The New Jersey Legislature’s committee dedicated to investigating last September’s lane closures on the George Washington Bridge issued new subpoenas Tuesday asking for testimony from four people including Gov. Chris Christie’s top spokesman, Michael Drewniak. In a statement announcing the subpoenas, the committee’s co-chairs, State Senator Loretta Weinberg and Assemblyman John Wisniewski, said the subpoenas meant their investigation is moving into a “key stage.”
“With these subpoenas for testimony, the joint committee is moving to a key stage of its investigation into how this abuse of government power and threat to public safety occurred,” Wisniewski and Weinberg said. “The people of New Jersey continue to deserve clear answers as to how this abuse was allowed to happen, and the four people we’ve called to testify can begin providing insight into the troubling environment that allowed something as concerning as these lane closings to happen.”

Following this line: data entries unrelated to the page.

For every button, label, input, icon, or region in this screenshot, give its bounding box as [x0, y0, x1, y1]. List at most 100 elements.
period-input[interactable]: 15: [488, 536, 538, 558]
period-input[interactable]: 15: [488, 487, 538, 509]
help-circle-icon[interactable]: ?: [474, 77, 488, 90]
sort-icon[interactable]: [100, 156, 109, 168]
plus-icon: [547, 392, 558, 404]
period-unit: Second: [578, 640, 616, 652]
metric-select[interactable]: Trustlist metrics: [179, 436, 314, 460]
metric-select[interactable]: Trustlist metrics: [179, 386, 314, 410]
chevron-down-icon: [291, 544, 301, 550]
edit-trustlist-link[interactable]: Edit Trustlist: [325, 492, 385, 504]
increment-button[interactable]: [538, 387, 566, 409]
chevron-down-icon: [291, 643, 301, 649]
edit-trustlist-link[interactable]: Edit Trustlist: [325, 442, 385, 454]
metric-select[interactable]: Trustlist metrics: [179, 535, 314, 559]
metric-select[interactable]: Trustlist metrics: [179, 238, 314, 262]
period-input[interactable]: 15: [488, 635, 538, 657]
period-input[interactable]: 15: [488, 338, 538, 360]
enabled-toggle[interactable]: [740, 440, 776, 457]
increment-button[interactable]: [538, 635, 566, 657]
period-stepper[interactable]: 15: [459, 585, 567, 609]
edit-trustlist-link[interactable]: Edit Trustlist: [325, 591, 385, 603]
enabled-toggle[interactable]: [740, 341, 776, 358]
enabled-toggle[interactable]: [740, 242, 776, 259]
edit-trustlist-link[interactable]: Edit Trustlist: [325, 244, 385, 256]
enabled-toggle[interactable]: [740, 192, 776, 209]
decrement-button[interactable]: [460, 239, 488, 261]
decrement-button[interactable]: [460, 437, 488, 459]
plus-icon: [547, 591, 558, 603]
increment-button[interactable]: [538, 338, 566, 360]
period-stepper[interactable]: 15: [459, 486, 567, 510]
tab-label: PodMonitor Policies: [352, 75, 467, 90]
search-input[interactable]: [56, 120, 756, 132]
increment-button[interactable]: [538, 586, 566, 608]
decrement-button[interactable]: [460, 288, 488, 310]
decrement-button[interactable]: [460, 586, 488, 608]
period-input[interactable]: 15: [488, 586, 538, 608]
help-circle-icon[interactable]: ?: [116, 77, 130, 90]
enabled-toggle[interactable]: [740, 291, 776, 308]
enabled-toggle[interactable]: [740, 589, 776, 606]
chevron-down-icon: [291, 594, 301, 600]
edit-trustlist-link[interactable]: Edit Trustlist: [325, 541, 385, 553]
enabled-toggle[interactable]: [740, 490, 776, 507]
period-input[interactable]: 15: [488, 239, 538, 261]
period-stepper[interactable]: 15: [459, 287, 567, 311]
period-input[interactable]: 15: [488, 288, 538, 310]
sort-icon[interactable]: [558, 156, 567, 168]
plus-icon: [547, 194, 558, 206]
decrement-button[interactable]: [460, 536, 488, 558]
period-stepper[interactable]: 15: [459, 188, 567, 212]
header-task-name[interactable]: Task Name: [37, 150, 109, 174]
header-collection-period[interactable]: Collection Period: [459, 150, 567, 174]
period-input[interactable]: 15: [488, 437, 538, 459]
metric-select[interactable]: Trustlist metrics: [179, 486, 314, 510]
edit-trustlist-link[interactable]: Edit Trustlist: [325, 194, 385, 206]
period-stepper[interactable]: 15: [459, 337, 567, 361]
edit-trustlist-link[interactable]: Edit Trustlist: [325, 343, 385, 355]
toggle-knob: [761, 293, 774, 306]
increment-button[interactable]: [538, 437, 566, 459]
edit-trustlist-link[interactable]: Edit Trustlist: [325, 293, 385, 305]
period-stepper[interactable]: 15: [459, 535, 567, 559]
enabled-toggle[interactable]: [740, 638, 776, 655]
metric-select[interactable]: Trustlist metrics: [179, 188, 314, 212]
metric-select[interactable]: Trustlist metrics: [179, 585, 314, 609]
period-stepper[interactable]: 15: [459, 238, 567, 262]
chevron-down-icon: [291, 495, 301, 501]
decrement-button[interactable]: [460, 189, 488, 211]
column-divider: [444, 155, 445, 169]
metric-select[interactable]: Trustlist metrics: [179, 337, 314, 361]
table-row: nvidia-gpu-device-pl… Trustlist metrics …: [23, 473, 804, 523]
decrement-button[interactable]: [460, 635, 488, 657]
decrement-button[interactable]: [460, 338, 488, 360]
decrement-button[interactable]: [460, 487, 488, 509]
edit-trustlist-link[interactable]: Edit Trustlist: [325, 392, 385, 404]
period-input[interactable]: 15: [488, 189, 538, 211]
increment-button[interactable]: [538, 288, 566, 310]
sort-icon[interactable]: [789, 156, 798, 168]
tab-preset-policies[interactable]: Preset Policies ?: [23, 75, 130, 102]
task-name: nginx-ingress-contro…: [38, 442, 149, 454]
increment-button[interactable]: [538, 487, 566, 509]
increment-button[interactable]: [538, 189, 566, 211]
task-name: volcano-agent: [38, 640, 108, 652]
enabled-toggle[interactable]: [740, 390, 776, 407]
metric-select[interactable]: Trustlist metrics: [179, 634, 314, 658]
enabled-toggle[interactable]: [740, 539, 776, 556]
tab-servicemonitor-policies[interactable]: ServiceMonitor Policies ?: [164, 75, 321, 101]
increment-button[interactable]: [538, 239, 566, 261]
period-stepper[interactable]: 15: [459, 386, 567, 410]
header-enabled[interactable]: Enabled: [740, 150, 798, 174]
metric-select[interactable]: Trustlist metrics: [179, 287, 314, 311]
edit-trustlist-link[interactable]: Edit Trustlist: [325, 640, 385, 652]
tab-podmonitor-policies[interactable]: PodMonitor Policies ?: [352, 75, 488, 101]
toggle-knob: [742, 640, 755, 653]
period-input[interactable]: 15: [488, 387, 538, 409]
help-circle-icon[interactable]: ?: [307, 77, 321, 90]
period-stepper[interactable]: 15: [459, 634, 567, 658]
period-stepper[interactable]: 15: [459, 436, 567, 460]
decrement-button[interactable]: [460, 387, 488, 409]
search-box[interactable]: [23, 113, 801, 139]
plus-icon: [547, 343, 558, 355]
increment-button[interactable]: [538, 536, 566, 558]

The lane closures led to days of gridlock in Fort Lee, N.J. Some Democrats have alleged they were ordered to retaliate against Fort Lee Mayor Mark Sokolich for declining to endorse Christie’s re-election bid.
In addition to Drewniak, the committee subpoenaed testimony from Christie’s former director of governmental affairs, Christina Renna. The committee also subpoenaed two officials at the Port Authority of New York & New Jersey, which oversees the bridge.

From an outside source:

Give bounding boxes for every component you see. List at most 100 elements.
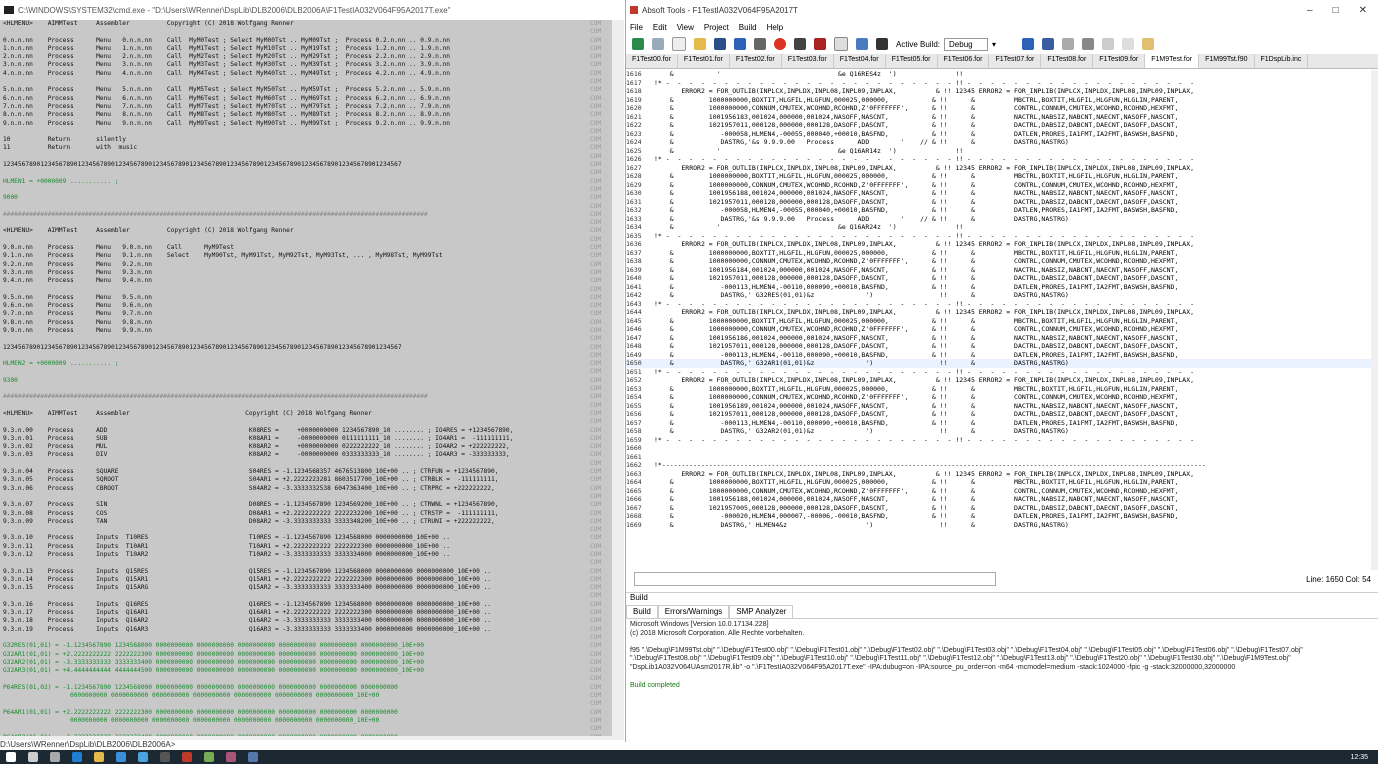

Renna is scheduled to testify before the committee along with Port Authority Commissioner William “Pat” Schuber on May 6. Drewniak and Port Authority Executive Director Pat Foye are scheduled to testify May 13. Drewniak did not immediately respond to a request for comment from Business Insider Tuesday.
Documents subpoenaed by the Legislature’s transportation committee late last year showed close aides to Christie were involved in discussions about the lane closures before they occurred. Last month, lawyers hired by the governor’s office released an internal review of the closures that concluded Christie “did not know of the lane realignment beforehand and had no involvement in the decision to realign the lanes.” The review found two people, former Port Authority official David Wildstein and Christie’s ex-deputy chief of staff, Bridget Ann Kelly both “knowingly participated” in the plan to shut the lanes “at least in some part, for some ulterior motive to target Mayor Sokolich.”
Renna, who resigned in February, reported to Kelly. Earlier this month, a judge ruled Kelly did not have to comply with the committee’s subpoena. On Monday, a source in the New Jersey State House told Business Insider the committee would subpoena people whose testimony could shed light on the actions of others, including Kelly and Stepien.
In an interview with Business Insider Monday, Weinberg said reforming the Port Authority would be a main focus of the committee going forward. Weinberg and Wisniewski said they believed the testimony from these four people would be “crucial” to those reform efforts in their statement about the subpoenas.
“Their insight will be crucial to our reform efforts,” they said. “We look forward to their cooperation and testimony.”